Эра беззакония | страница 22



– Подполковник Калмычков, ГУВД. Кто, только что, вышел в эту дверь?

– Журналисты шастают, отбоя нет. Дело – ерунда, а они, как мухи на говно. Пришлось участкового внизу ставить, чтобы не лезли, – ответил Егоров.

– Я никого не заметил…

– Еще бы! Часа два, как разъехались. Торопились… Футбол! – в голосе Егорова прорывался сильно сдерживаемый упрек. – Труп в девятнадцать тридцать увезли. С труповозкой подфартило. Эксперты за полчаса отстрелялись, комнатенка маленькая. Со свидетелями долго возились, наши и прокурорские. Ничего путного. Из крупного начальства никто не приезжал… – Егоров замялся, соображая, что бы еще доложить. – Мое дежурство в пять вечера закончилось, на этот выезд сдуру согласился. «Нету никого, говорят, съезди Егоров, выручи». А в полвосьмого звонят, велят вас дождаться. Не кисло?.. Больно долго ехали. Футбол досматривали?

– Я перед вами не подотчетен, – оборвал Калмычков. – К футболу, кстати, равнодушен.

Калмычкову понравился капитан. Здоровая наглость. Цену себе знает, и никого не боится. «Дальше фронта – не пошлют».

– Как это, товарищ подполковник? – не поверил Егоров. – Не любите футбол?

– Не вижу в нем здравого смысла, – ответил Калмычков.

– Тяжелый случай, – Егоров покачал головой. – Как импотенция, наверно?

У Калмычкова хватило ума не вспылить. «Привык над начальством стебаться, сволочь».

– Показывай место, юморист.
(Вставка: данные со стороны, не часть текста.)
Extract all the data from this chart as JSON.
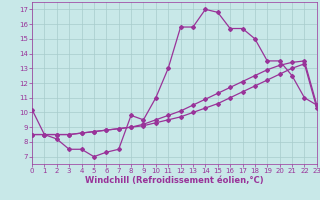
{
  "xlabel": "Windchill (Refroidissement éolien,°C)",
  "ylabel": "",
  "xlim": [
    0,
    23
  ],
  "ylim": [
    6.5,
    17.5
  ],
  "xticks": [
    0,
    1,
    2,
    3,
    4,
    5,
    6,
    7,
    8,
    9,
    10,
    11,
    12,
    13,
    14,
    15,
    16,
    17,
    18,
    19,
    20,
    21,
    22,
    23
  ],
  "yticks": [
    7,
    8,
    9,
    10,
    11,
    12,
    13,
    14,
    15,
    16,
    17
  ],
  "background_color": "#c8e8e8",
  "grid_color": "#a8cccc",
  "line_color": "#993399",
  "line1_y": [
    10.2,
    8.5,
    8.2,
    7.5,
    7.5,
    7.0,
    7.3,
    7.5,
    9.8,
    9.5,
    11.0,
    13.0,
    15.8,
    15.8,
    17.0,
    16.8,
    15.7,
    15.7,
    15.0,
    13.5,
    13.5,
    12.5,
    11.0,
    10.5
  ],
  "line2_y": [
    8.5,
    8.5,
    8.5,
    8.5,
    8.6,
    8.7,
    8.8,
    8.9,
    9.0,
    9.1,
    9.3,
    9.5,
    9.7,
    10.0,
    10.3,
    10.6,
    11.0,
    11.4,
    11.8,
    12.2,
    12.6,
    13.0,
    13.3,
    10.3
  ],
  "line3_y": [
    8.5,
    8.5,
    8.5,
    8.5,
    8.6,
    8.7,
    8.8,
    8.9,
    9.0,
    9.2,
    9.5,
    9.8,
    10.1,
    10.5,
    10.9,
    11.3,
    11.7,
    12.1,
    12.5,
    12.9,
    13.2,
    13.4,
    13.5,
    10.5
  ],
  "marker": "D",
  "markersize": 2.0,
  "linewidth": 0.9,
  "tick_fontsize": 5.0,
  "label_fontsize": 6.0
}
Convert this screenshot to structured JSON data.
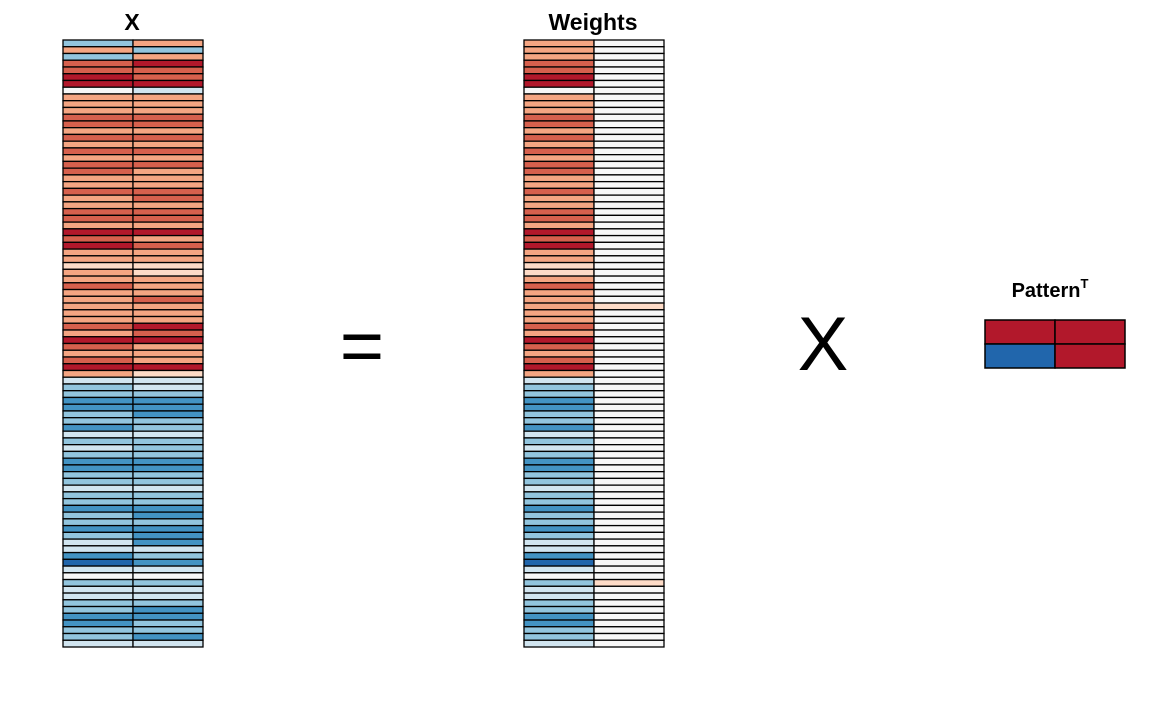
{
  "titles": {
    "x_matrix": "X",
    "weights_matrix": "Weights",
    "pattern_matrix": "Pattern",
    "pattern_superscript": "T"
  },
  "operators": {
    "equals": "=",
    "times": "X"
  },
  "colors": {
    "red_strong": "#b2182b",
    "red": "#d6604d",
    "red_light": "#f4a582",
    "red_pale": "#fddbc7",
    "white": "#f7f7f7",
    "blue_pale": "#d1e5f0",
    "blue_light": "#92c5de",
    "blue": "#4393c3",
    "blue_strong": "#2166ac",
    "grid_line": "#000000"
  },
  "x_matrix": {
    "rows": 90,
    "cols": 2,
    "col1_levels": [
      -2,
      2,
      -2,
      3,
      3,
      4,
      4,
      0,
      2,
      2,
      2,
      3,
      3,
      2,
      3,
      2,
      3,
      2,
      3,
      3,
      2,
      2,
      3,
      2,
      2,
      3,
      3,
      2,
      4,
      3,
      4,
      2,
      2,
      1,
      2,
      2,
      3,
      2,
      2,
      2,
      2,
      2,
      3,
      2,
      4,
      3,
      2,
      3,
      4,
      2,
      -1,
      -2,
      -2,
      -3,
      -3,
      -2,
      -2,
      -3,
      -1,
      -2,
      -1,
      -2,
      -3,
      -3,
      -2,
      -2,
      -1,
      -2,
      -2,
      -3,
      -2,
      -2,
      -3,
      -2,
      -1,
      -1,
      -3,
      -4,
      -1,
      0,
      -2,
      -1,
      -1,
      -2,
      -2,
      -3,
      -3,
      -2,
      -2,
      -1
    ],
    "col2_levels": [
      2,
      -2,
      2,
      4,
      3,
      3,
      4,
      -1,
      2,
      2,
      2,
      3,
      3,
      2,
      3,
      2,
      3,
      2,
      3,
      2,
      2,
      2,
      3,
      3,
      2,
      3,
      3,
      2,
      4,
      2,
      3,
      2,
      2,
      1,
      1,
      2,
      2,
      2,
      3,
      2,
      2,
      2,
      4,
      3,
      4,
      2,
      2,
      2,
      4,
      1,
      -1,
      -1,
      -2,
      -3,
      -3,
      -3,
      -2,
      -2,
      -1,
      -2,
      -2,
      -2,
      -3,
      -3,
      -2,
      -2,
      -1,
      -2,
      -2,
      -3,
      -3,
      -2,
      -3,
      -3,
      -3,
      -1,
      -2,
      -3,
      -1,
      0,
      -2,
      -1,
      -1,
      -2,
      -3,
      -3,
      -2,
      -2,
      -3,
      -1
    ]
  },
  "weights_matrix": {
    "rows": 90,
    "cols": 2,
    "col1_levels": [
      2,
      2,
      2,
      3,
      3,
      4,
      4,
      0,
      2,
      2,
      2,
      3,
      3,
      2,
      3,
      2,
      3,
      2,
      3,
      3,
      2,
      2,
      3,
      2,
      2,
      3,
      3,
      2,
      4,
      3,
      4,
      2,
      2,
      1,
      1,
      2,
      3,
      2,
      2,
      2,
      2,
      2,
      3,
      2,
      4,
      3,
      2,
      3,
      4,
      2,
      -1,
      -2,
      -2,
      -3,
      -3,
      -2,
      -2,
      -3,
      -1,
      -2,
      -1,
      -2,
      -3,
      -3,
      -2,
      -2,
      -1,
      -2,
      -2,
      -3,
      -2,
      -2,
      -3,
      -2,
      -1,
      -1,
      -3,
      -4,
      -1,
      0,
      -2,
      -1,
      -1,
      -2,
      -2,
      -3,
      -3,
      -2,
      -2,
      -1
    ],
    "col2_levels": [
      0,
      0,
      0,
      0,
      0,
      0,
      0,
      0,
      0,
      0,
      0,
      0,
      0,
      0,
      0,
      0,
      0,
      0,
      0,
      0,
      0,
      0,
      0,
      0,
      0,
      0,
      0,
      0,
      0,
      0,
      0,
      0,
      0,
      0,
      0,
      0,
      0,
      0,
      0,
      1,
      0,
      0,
      0,
      0,
      0,
      0,
      0,
      0,
      0,
      0,
      0,
      0,
      0,
      0,
      0,
      0,
      0,
      0,
      0,
      0,
      0,
      0,
      0,
      0,
      0,
      0,
      0,
      0,
      0,
      0,
      0,
      0,
      0,
      0,
      0,
      0,
      0,
      0,
      0,
      0,
      1,
      0,
      0,
      0,
      0,
      0,
      0,
      0,
      0,
      0
    ]
  },
  "pattern_matrix": {
    "rows": 2,
    "cols": 2,
    "levels": [
      [
        4,
        4
      ],
      [
        -4,
        4
      ]
    ]
  }
}
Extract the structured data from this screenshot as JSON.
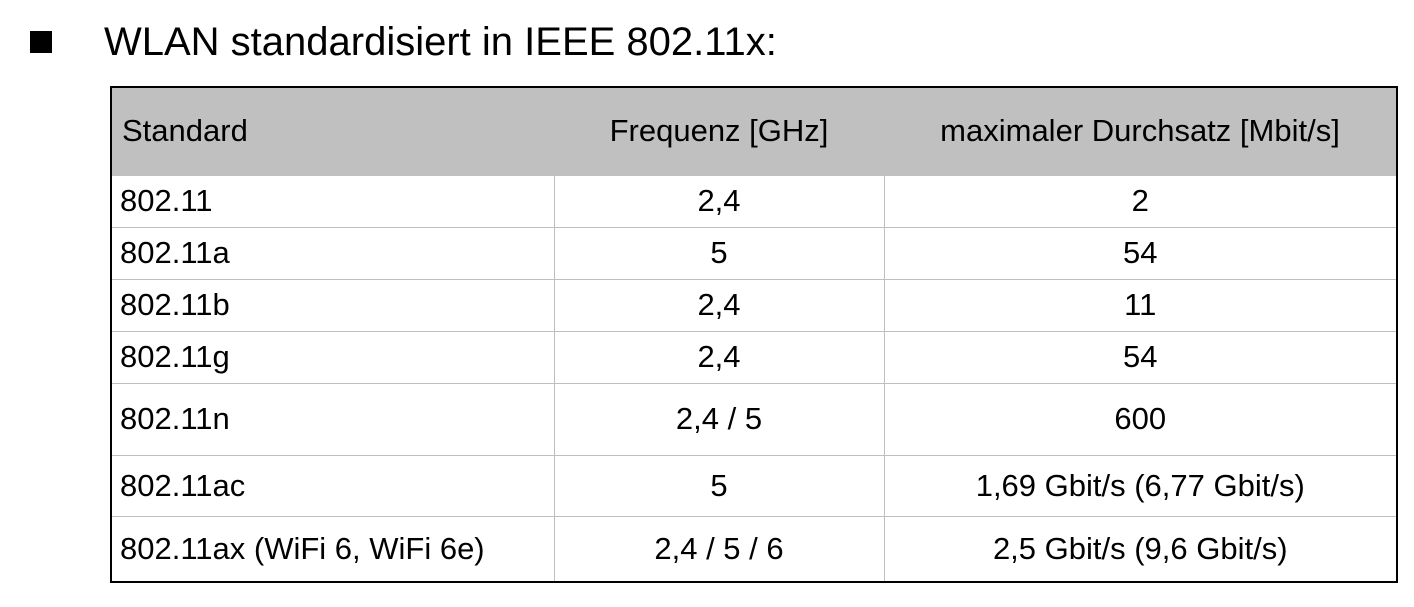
{
  "heading": {
    "bullet_icon": "black-square",
    "text": "WLAN standardisiert in IEEE 802.11x:"
  },
  "table": {
    "headers": {
      "standard": "Standard",
      "frequency": "Frequenz [GHz]",
      "throughput": "maximaler Durchsatz [Mbit/s]"
    },
    "header_background": "#c0c0c0",
    "rows": [
      {
        "standard": "802.11",
        "frequency": "2,4",
        "throughput": "2"
      },
      {
        "standard": "802.11a",
        "frequency": "5",
        "throughput": "54"
      },
      {
        "standard": "802.11b",
        "frequency": "2,4",
        "throughput": "11"
      },
      {
        "standard": "802.11g",
        "frequency": "2,4",
        "throughput": "54"
      },
      {
        "standard": "802.11n",
        "frequency": "2,4 / 5",
        "throughput": "600"
      },
      {
        "standard": "802.11ac",
        "frequency": "5",
        "throughput": "1,69 Gbit/s (6,77 Gbit/s)"
      },
      {
        "standard": "802.11ax (WiFi 6, WiFi 6e)",
        "frequency": "2,4 / 5 / 6",
        "throughput": "2,5 Gbit/s (9,6 Gbit/s)"
      }
    ]
  }
}
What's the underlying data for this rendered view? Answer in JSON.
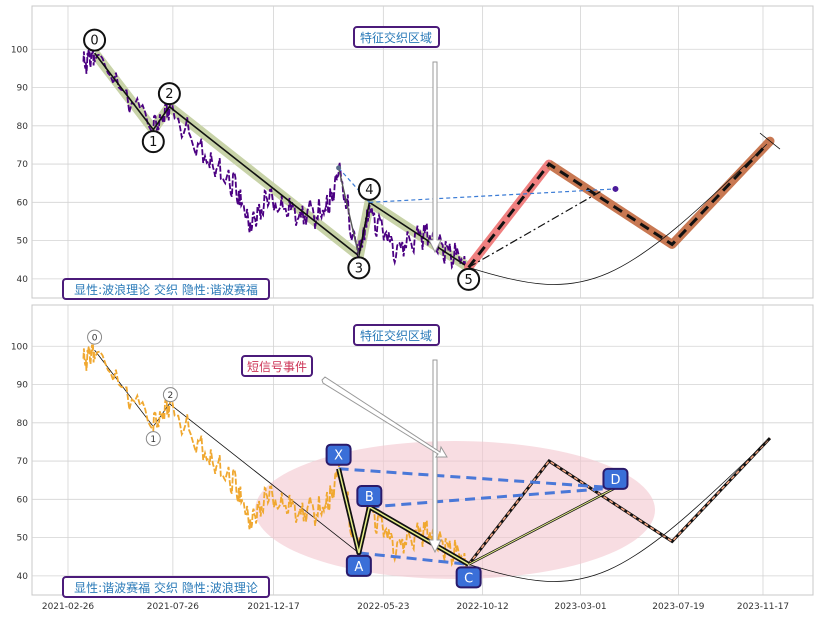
{
  "chart_data": [
    {
      "type": "line",
      "panel": "top",
      "ylim": [
        35,
        110
      ],
      "yticks": [
        40,
        50,
        60,
        70,
        80,
        90,
        100
      ],
      "annotations": {
        "zone_label": "特征交织区域",
        "legend_label": "显性:波浪理论 交织 隐性:谐波赛福"
      },
      "price_series_color": "#4b0082",
      "wave_points": [
        {
          "label": "0",
          "x": "2021-04-05",
          "y": 99
        },
        {
          "label": "1",
          "x": "2021-06-28",
          "y": 79
        },
        {
          "label": "2",
          "x": "2021-07-21",
          "y": 85
        },
        {
          "label": "3",
          "x": "2022-04-18",
          "y": 46
        },
        {
          "label": "4",
          "x": "2022-05-03",
          "y": 60
        },
        {
          "label": "5",
          "x": "2022-09-22",
          "y": 43
        }
      ],
      "projection_points": [
        {
          "x": "2022-09-22",
          "y": 43
        },
        {
          "x": "2023-01-15",
          "y": 70
        },
        {
          "x": "2023-07-10",
          "y": 49
        },
        {
          "x": "2023-11-27",
          "y": 76
        }
      ],
      "colors": {
        "wave_band": "#c8d3a8",
        "projection_band_1": "#f08080",
        "projection_band_2": "#c87852",
        "dashed_link": "#3a7bd5"
      }
    },
    {
      "type": "line",
      "panel": "bottom",
      "ylim": [
        35,
        110
      ],
      "yticks": [
        40,
        50,
        60,
        70,
        80,
        90,
        100
      ],
      "annotations": {
        "zone_label": "特征交织区域",
        "signal_label": "短信号事件",
        "legend_label": "显性:谐波赛福 交织 隐性:波浪理论"
      },
      "price_series_color": "#f0a830",
      "wave_points": [
        {
          "label": "0",
          "x": "2021-04-05",
          "y": 99
        },
        {
          "label": "1",
          "x": "2021-06-28",
          "y": 79
        },
        {
          "label": "2",
          "x": "2021-07-21",
          "y": 85
        }
      ],
      "harmonic_points": [
        {
          "label": "X",
          "x": "2022-03-20",
          "y": 68
        },
        {
          "label": "A",
          "x": "2022-04-18",
          "y": 46
        },
        {
          "label": "B",
          "x": "2022-05-03",
          "y": 58
        },
        {
          "label": "C",
          "x": "2022-09-22",
          "y": 43
        },
        {
          "label": "D",
          "x": "2023-04-20",
          "y": 63
        }
      ],
      "colors": {
        "harmonic_node": "#3a6fd8",
        "harmonic_dash": "#4a78d8",
        "highlight_zone": "#f4c7cf"
      }
    }
  ],
  "x_axis": {
    "ticks": [
      "2021-02-26",
      "2021-07-26",
      "2021-12-17",
      "2022-05-23",
      "2022-10-12",
      "2023-03-01",
      "2023-07-19",
      "2023-11-17"
    ]
  }
}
Кто пострадавший?

– Неизвестный мужчина, лет сорок. Огнестрел. Документы отсутствуют. Пистолет – переделка, вставка под пять сорок пять.

Они вошли в малюсенькую комнатку. Двенадцать квадратных метров давно не ремонтированной пустоты. Засаленные синюшные обои. Тускло-пестрая шторка на окне. Из мебели – старинная, когда-то роскошная кровать, под серым казарменным одеялом. На одеяле, почти в центре, темное пятно. Сантиметров десять в диаметре.

– Стреляли не в голову, – подумал вслух Калмычков.

– В область сердца, – уточнил Егоров. – А почему – «стреляли»?

– Есть свидетели самоубийства?

– Так точно, – Егоров указал на стоящий в углу штатив для фото– и киносъемки. Калмычков принял его за инвентарь опергруппы, успел удивиться – казенное имущество забыли. – В момент самоубийства штатив стоял вот здесь, между кроватью и окном. Запись велась на цифровую камеру «Панасоник». Камера, пистолет и одежда самоубийцы – в вещдоках. Протокол почитаете, если хотите. Зацепиться не за что.

Калмычков поворошил на подоконнике кучку новых неиспользованных носок и трусов из вскрытых упаковок.